Depois que frutos rompem auroras, manhãs têm cor de calma em horizontes certos.
Meus frutos, os meninos, em alguma instância também são seus, como são de tanta gente.Como são meus seus pés. Como não querer o amor, se tanto há dele em mim?
Agora, mulher, façamos mais essa prece.
Pais Nossos.
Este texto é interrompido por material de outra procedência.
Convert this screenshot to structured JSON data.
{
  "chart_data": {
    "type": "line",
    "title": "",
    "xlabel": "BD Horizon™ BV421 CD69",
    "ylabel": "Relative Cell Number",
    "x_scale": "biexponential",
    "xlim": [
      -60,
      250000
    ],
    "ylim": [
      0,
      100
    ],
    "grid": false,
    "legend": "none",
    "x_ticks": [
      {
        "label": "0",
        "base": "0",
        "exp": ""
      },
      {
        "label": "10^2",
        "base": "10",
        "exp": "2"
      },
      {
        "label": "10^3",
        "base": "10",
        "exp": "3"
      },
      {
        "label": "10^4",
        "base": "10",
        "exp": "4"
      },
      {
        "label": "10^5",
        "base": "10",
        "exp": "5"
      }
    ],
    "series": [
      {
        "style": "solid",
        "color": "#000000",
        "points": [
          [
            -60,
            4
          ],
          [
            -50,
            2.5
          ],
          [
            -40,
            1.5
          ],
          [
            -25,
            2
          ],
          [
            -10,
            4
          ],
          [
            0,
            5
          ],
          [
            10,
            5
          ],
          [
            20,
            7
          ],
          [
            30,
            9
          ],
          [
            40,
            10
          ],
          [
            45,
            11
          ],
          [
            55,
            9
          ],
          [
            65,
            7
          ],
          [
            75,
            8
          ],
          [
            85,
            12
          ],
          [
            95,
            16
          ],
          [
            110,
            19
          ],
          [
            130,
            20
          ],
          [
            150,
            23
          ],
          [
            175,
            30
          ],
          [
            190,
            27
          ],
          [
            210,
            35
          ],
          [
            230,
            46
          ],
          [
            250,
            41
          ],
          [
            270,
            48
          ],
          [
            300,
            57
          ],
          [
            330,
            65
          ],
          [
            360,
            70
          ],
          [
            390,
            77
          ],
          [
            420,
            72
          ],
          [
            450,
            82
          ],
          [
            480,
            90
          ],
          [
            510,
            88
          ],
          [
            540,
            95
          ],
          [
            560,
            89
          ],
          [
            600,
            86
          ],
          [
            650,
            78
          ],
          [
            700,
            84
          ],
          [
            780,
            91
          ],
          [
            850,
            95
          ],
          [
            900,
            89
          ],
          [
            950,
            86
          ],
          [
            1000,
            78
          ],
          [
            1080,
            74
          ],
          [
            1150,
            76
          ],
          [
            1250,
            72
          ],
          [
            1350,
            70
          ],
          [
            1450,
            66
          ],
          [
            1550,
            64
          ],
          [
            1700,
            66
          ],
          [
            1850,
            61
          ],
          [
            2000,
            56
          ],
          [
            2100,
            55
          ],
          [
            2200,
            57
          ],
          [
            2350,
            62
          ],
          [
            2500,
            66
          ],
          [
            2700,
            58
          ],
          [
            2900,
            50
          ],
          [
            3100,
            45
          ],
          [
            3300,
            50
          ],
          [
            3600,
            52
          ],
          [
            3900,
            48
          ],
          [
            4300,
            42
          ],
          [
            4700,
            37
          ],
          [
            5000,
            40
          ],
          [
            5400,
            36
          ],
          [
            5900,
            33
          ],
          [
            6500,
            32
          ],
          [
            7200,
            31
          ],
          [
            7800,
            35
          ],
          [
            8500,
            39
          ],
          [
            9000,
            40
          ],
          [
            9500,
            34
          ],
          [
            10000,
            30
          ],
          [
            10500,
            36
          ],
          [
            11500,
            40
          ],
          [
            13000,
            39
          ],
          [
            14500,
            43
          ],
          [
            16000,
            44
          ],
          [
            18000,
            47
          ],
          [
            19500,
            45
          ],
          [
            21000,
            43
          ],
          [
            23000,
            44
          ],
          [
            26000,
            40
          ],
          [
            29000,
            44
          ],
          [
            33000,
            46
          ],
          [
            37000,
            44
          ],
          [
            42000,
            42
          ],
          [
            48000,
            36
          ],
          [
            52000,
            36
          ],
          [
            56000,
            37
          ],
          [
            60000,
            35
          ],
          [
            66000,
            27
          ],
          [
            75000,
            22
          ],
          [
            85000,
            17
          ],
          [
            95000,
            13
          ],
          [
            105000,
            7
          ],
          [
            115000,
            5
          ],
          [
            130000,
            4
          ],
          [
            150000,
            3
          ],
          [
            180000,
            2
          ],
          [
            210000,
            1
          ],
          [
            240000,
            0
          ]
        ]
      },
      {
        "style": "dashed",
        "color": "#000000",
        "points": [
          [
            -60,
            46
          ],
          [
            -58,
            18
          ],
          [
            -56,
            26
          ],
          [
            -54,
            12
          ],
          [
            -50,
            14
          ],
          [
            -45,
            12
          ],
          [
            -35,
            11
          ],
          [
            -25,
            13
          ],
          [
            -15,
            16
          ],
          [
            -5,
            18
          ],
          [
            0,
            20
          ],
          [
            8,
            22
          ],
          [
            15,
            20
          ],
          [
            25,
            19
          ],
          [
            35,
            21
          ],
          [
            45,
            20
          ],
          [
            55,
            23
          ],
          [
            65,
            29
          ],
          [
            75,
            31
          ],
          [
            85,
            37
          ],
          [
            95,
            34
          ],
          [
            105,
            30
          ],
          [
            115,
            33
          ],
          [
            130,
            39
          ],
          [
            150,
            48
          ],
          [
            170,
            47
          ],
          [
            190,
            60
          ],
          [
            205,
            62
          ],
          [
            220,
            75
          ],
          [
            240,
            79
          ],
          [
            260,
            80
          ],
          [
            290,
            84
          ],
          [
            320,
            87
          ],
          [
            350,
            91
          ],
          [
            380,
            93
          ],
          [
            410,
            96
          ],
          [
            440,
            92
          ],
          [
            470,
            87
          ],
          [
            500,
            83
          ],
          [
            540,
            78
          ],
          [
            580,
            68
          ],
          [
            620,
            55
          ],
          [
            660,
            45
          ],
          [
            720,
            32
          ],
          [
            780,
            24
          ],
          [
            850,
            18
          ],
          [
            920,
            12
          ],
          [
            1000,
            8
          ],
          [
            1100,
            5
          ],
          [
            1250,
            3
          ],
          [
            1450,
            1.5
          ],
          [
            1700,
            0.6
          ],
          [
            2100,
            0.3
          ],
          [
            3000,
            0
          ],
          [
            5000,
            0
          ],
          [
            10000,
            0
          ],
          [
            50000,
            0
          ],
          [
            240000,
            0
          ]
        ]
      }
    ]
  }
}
Agruras, ternuras, caminhos...
Mãos úmidas, querida, transpiram em suas, para que conseqüências da vida, sejam refeitas em escolha de bom agora.
Ave Marias!
Por bem,
Amém.

segunda-feira, 6 de agosto de 2007

Para Cláudio

Ofereço-lhe o cansaço
Regaço do meu corpo
Tombado pelos afazeres diários.
Os sóis são duros raios
Que convergem em minha côncava estrutura.
Só sua fala é bálsamo
Para minhas ordinárias mazelas.
Sua respiração
Corrente de vento desvendando
Dúvidas corriqueiras.
Estarás sim em mim
Como essas estrelas
Que habitam o céu
E que, mesmo mortas
Há anos luz, ainda refletem-se
Nos mares.
Guardarei sua paz como quem guarda
Uma prece de criança
Que ao pé da cama pede pelos que ama.
Mesmo que eu morra em teus olhos,
Que meu brilho visto por ti se esvaia
Num caldo seco de não sentir,
Sua face pra mim será terna,
Eterna na tez do filho,
Nosso que nós tivemos.

sexta-feira, 3 de agosto de 2007

Jabuiticaba

É tempo de Jabuticabas.
Incrível como me chamam atenção
Essas frutinhas de um roxo quase preto.
Falam-me repousadas e brilhosas nas bancas de frutas:
-Tempo, tempo...
Durante o ano, fico imaginando o momento
Em que me depararei despretensiosamente
Com sua graça em alguma esquina,
Quando roxas bolinhas estalaram
Seu sumo inundando minha boca
Com um doce rápido
E branco.

Falam-me do tempo, as Jabuticabas
Da paciência adocicada do encontro
Com eu e tu e o todo e as coisas e nós
Acenam a espera de um momento
Onde o passar é gratidão
E risonhas esferas serão certas
No momento certo de serem.

Quando em feiras, carrinhos de mão, sacolas
Elas se insinuam inchadas de suco
É a vez delas mostrarem sua safra
Até que sejam preteridas
Pelos sapotis e cajus
É a vez de degustarmos
Os açucares alí dados por elas.

-Tempo, tempo, falam baixinho
As Jabuticabas
Enquanto apreendo seus saborores
Grata pela semeadura.

quarta-feira, 1 de agosto de 2007

Maracujá

Recostei-me num arvoredo
Que ficou debruçado
Na velha rodagem

Aninhe-me num vento lento
Que assoviou
Canções de antes

Um cheiro de maracujá
Cobriu minhas passagens
E respirei alaranjado

Tornei-me um tanto
Arvoredo
Vento
Maracujá

E nunca mais
Fui gente
Apenas.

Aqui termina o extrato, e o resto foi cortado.